蘇曉燕正式以高中副校長的身份退休,雖然隻是高中,但也是桃李滿天下。退休儀式上,很多學生回來看她,給她獻花。梁建國也少有地浪漫了一次,給她送上了一束紅玫瑰。陳牧也來了,給她獻上了一束白玫瑰。
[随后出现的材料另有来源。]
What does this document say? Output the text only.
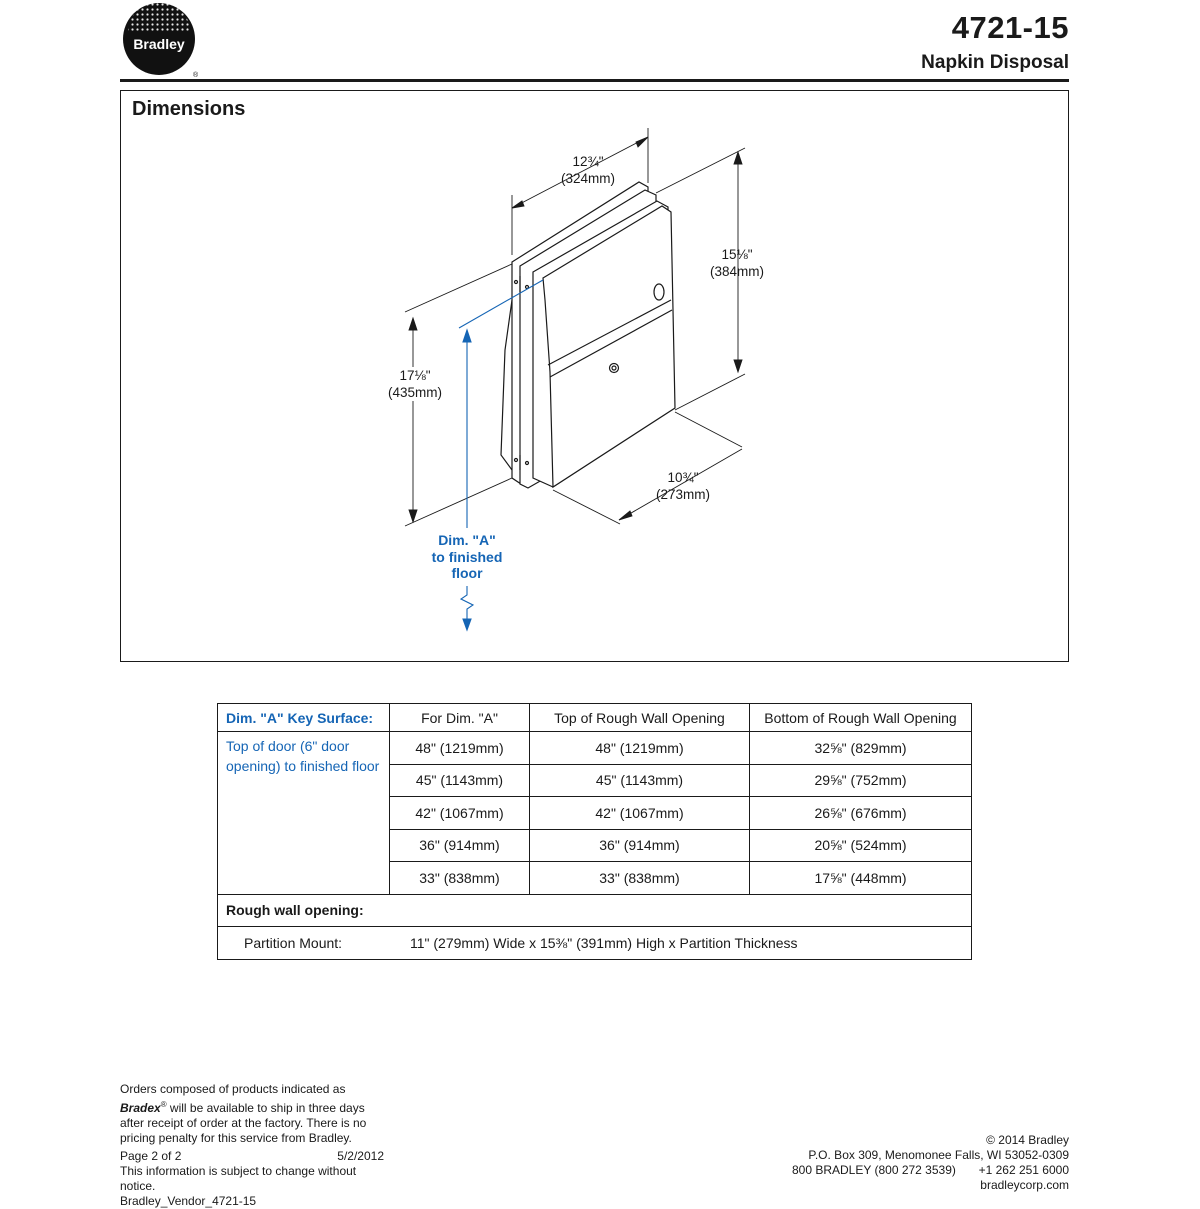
Bradley
®
4721-15
Napkin Disposal
Dimensions
12¾"
(324mm)
15⅛"
(384mm)
17⅛"
(435mm)
10¾"
(273mm)
Dim. "A"
to finished
floor
Dim. "A" Key Surface:	For Dim. "A"	Top of Rough Wall Opening	Bottom of Rough Wall Opening
Top of door (6" door opening) to finished floor	48" (1219mm)	48" (1219mm)	32⅝" (829mm)
	45" (1143mm)	45" (1143mm)	29⅝" (752mm)
	42" (1067mm)	42" (1067mm)	26⅝" (676mm)
	36" (914mm)	36" (914mm)	20⅝" (524mm)
	33" (838mm)	33" (838mm)	17⅝" (448mm)
Rough wall opening:			

Partition Mount: 11" (279mm) Wide x 15⅜" (391mm) High x Partition Thickness			
Orders composed of products indicated as Bradex® will be available to ship in three days after receipt of order at the factory. There is no pricing penalty for this service from Bradley.
Page 2 of 2	5/2/2012
This information is subject to change without notice.
Bradley_Vendor_4721-15
© 2014 Bradley
P.O. Box 309, Menomonee Falls, WI 53052-0309
800 BRADLEY (800 272 3539) +1 262 251 6000
bradleycorp.com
令人沒想到的是蘇曉燕竟然照單全收了,因為表現得坦坦蕩蕩,反而更顯魅力。學生們都打趣說梁建國和陳牧是蘇曉燕的紅玫瑰和白玫瑰。一旁的梁建國心裏感歎老了老了,居然也吃了一次老陳醋。梁濤和徐冉最終還是離開了北京。梁濤借公司在哈爾濱創辦分公司的機會調回了家鄉。父母年事已高,他想抽出時間多陪陪父母,另外父母也能幫他和徐冉帶帶孩子。蘇曉燕退休後,憑借自己的才華成功轉型,成了一名小說家,日常寫寫小說,偶爾幫兒子兒媳帶帶小孩。有一次,應農墾總局邀請,她跟隨北大荒的返城知青代表,再次踏上了北大荒的土地。當地領導帶他們參觀了如今的北大荒,蘇曉燕一路耳聞目睹了北大荒近些年的巨大變化,心中有一種與有榮焉的欣慰感。其間,蘇曉燕邂逅了一位女青年,覺得有點麵熟。女青年說她母親跟蘇曉燕一樣曾經也是一名知識青年,隻不過她母親並沒有像當年大多數知青一樣返回城市,而是選擇留在了北大荒。蘇曉燕聽了,心生崇敬之情,提出要去拜訪一下女青年的母親。等見到其人,蘇曉燕驚喜不已,女青年的母親竟然是自己過往的好友鄒心萍。
當年蘇曉燕先一步離開了北大荒,她沒想到過去那個被愛人拋棄、挺著大肚子的女子居然在這裏留守了一輩子。鄒心萍將往事娓娓道來,原來當年蘇曉燕走後,鄒心萍與一位叫王文君的男知青相戀了。王文君表示不介意鄒心萍是單親媽媽,還說會像待親生女兒一樣待鄒心萍的女兒。誰知不久後,當地遭遇了一場洪災。為了保衛人民群眾的生命和財產安全,王文君獻出了自己寶貴的生命。而王文君的母親唯一的願望就是待在兒子長眠的地方,就這樣鄒心萍踏踏實實留在了北大荒,也盡全力照顧著王文君的母親。蘇曉燕聽完這段陳年舊事感慨不已,與此同時,她也緬懷起了當年她身邊那幾位為國捐軀的同伴。他們正直善良,用生命踐行信仰,為祖國的經濟騰飛立下汗馬功勞。我們享受的一粥一飯、一絲一縷,都離不開他們的慷慨以赴。蘇曉燕回家後,以自己經年的見聞寫下了一部長篇小說,以此來紀念祖國幾十年來發生的滄桑巨變,也記錄了時代更迭下每一個人的命運變遷。書中提到的人物有生命永遠定格在知青歲月中的梁珊瑚、王誌剛、王文君,也有顛沛一生的翟子卿、老隋之流,更有平凡幸運如她與梁建國之輩。
這天,梁濤和梁婉之都攜家帶口回來看望爸媽,因為今天是爸媽結婚五十周年紀念日。翟子卿、劉海波、李曉玥等人也來了,一眾親朋好友難得歡聚一堂,兩位老人都喜不自勝。兒媳徐冉和女兒婉之忙活了一下午,為眾人準備了一桌豐盛可口的晚餐。席間,蘇曉燕接到了一個電話,她的責任編輯告訴她,她寫的那部長篇小說獲獎了,所獲獎項還是國內純文學領域的至高榮譽。雙喜臨門固然可喜可賀,但蘇曉燕對時代了解得越深,就越明白幸福的來之不易。她與丈夫梁建國風雨同舟五十載,他們與共和國同齡,何其有幸能夠見證新中國成立後一點一滴的變化。更難得的是,他們夫妻二人伉儷情深,兒女幸福美滿,這便是她所認為的最大的幸福。她欣慰於祖國繁榮昌盛,也欣慰於自己的家人和樂安康,更欣慰於自己與丈夫這一路攜手相老,歡欣與共。